For the second year running, volunteers from the Flamsteed Astronomy Society helped to organise and run the premier London event for BBC Stargazing Live. This year, we were situated in the National Maritime Museum and had almost double the number of attendees in comparison to last year‘s event at Charlton House.
Over 40 Flamsteed volunteers provided 25 telescopes of various designs, from starter telescopes to giant reflectors and refractors, for an outdoor ‘stargazing’ session. We also delivered presentations on astrophotography, ran telescope workshops and talked to members of the public about solar viewing and radio astronomy. A fantastic effort from all involved!
We were joined by the ROG Astronomers who were occupying “the astronomer’s hut” in Neptune Court, as well as representatives from the UK Space Agency, the Open University and English Touring Opera (who were giving a sneak preview of their new science opera about Laika the Spacedog!). A panel of Mars experts occupied the lecture theatre to discuss the possibility of life on Mars, whilst Bridget the Mars Rover was on display in the museum foyer.
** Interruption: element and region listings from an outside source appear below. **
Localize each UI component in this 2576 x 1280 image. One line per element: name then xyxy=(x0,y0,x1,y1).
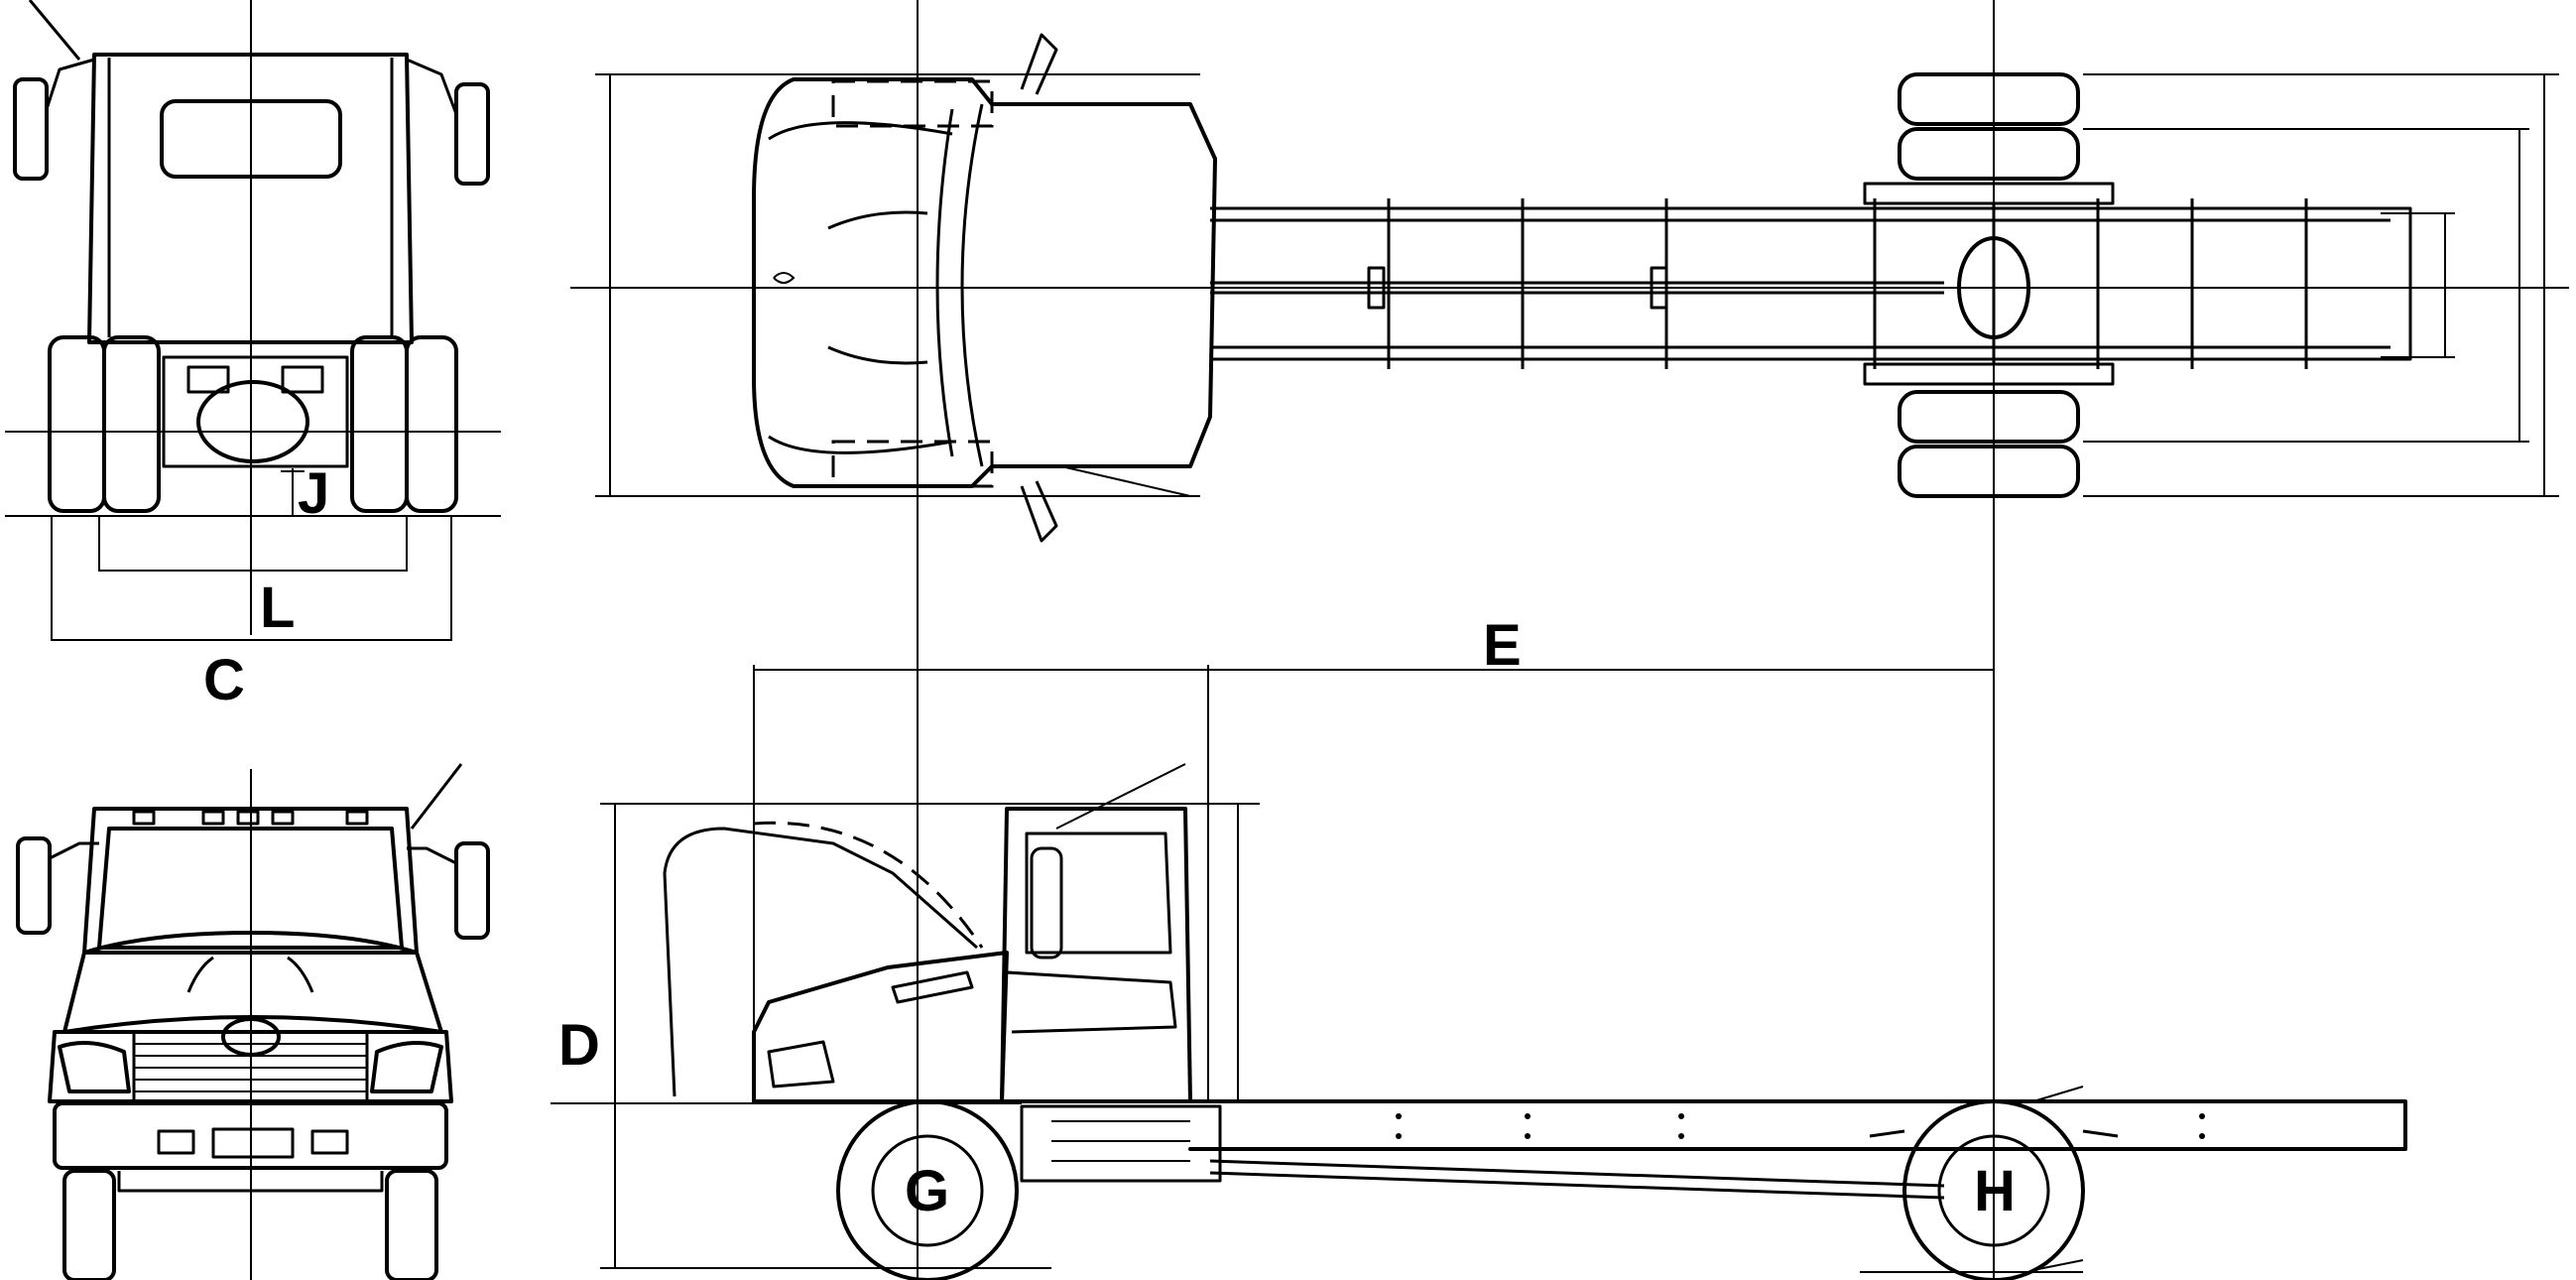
label-l: L xyxy=(260,576,295,640)
rear-view: J L C xyxy=(5,0,501,712)
side-view: E D xyxy=(551,613,2407,1280)
label-d: D xyxy=(558,1013,600,1078)
label-c: C xyxy=(203,648,245,712)
label-g: G xyxy=(905,1159,949,1223)
label-j: J xyxy=(298,461,329,526)
front-view xyxy=(16,763,490,1280)
frame-rivets xyxy=(1396,1113,2205,1139)
label-e: E xyxy=(1483,613,1522,678)
top-view xyxy=(570,0,2569,1280)
label-h: H xyxy=(1974,1159,2016,1223)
Visitors were also given the opportunity to visit the Planetarium at the Royal Observatory… a path of glow sticks lit the way up the hill to the observatory.
Typically, the night before the event was perfectly clear, so it came as no surprise to Flamsteed veterans to find a leaden London sky above us on arrival. Not to be put off, telescopes were set up, with most pointing up the hill towards Flamsteed House so that visitors could at least see something through the eyepieces. The cloudy skies didn’t seem to put off the visitors, as many were happy to wander about the telescopes, admiring the various designs and chatting to enthusiastic Flamsteed volunteers.
Inside the museum, we had a talk giving members of the public an introduction to astrophotography, which was very well received. The telescope workshop was continually busy, with our volunteers being constantly bombarded with questions on types of telescopes and advice for first time buyers. The solar viewing stand was particularly popular, supplemented by a wonderful video on solar activity over the last year. Our radio astronomy stand also attracted a great deal of interest, with demonstrations of our new VLF radio equipment to detect solar flares and radio receivers ‘listening’ to meteors entering the Earth’s atmosphere.
The weather provided the final twist to the evening. Just as the crowds were dwindling and many volunteers were packing up their telescopes, we were astonished to find a partially clear patch of sky directly in the vicinity of Jupiter. Telescopes were quickly slewed to view the giant planet and we were treated to a lovely view of Jupiter and 2 of the Galilean moons (Europa and Callisto), with Io and Ganymede still in transit across the face of the planet. Those members of the public who were still in attendance were delighted to get such an unexpected view. After 10 minutes or so, we were clouded out again, but what a great way to end a superb evening.
Sincere thanks to all of the Flamsteed volunteers whose superb efforts made the evening such a great success.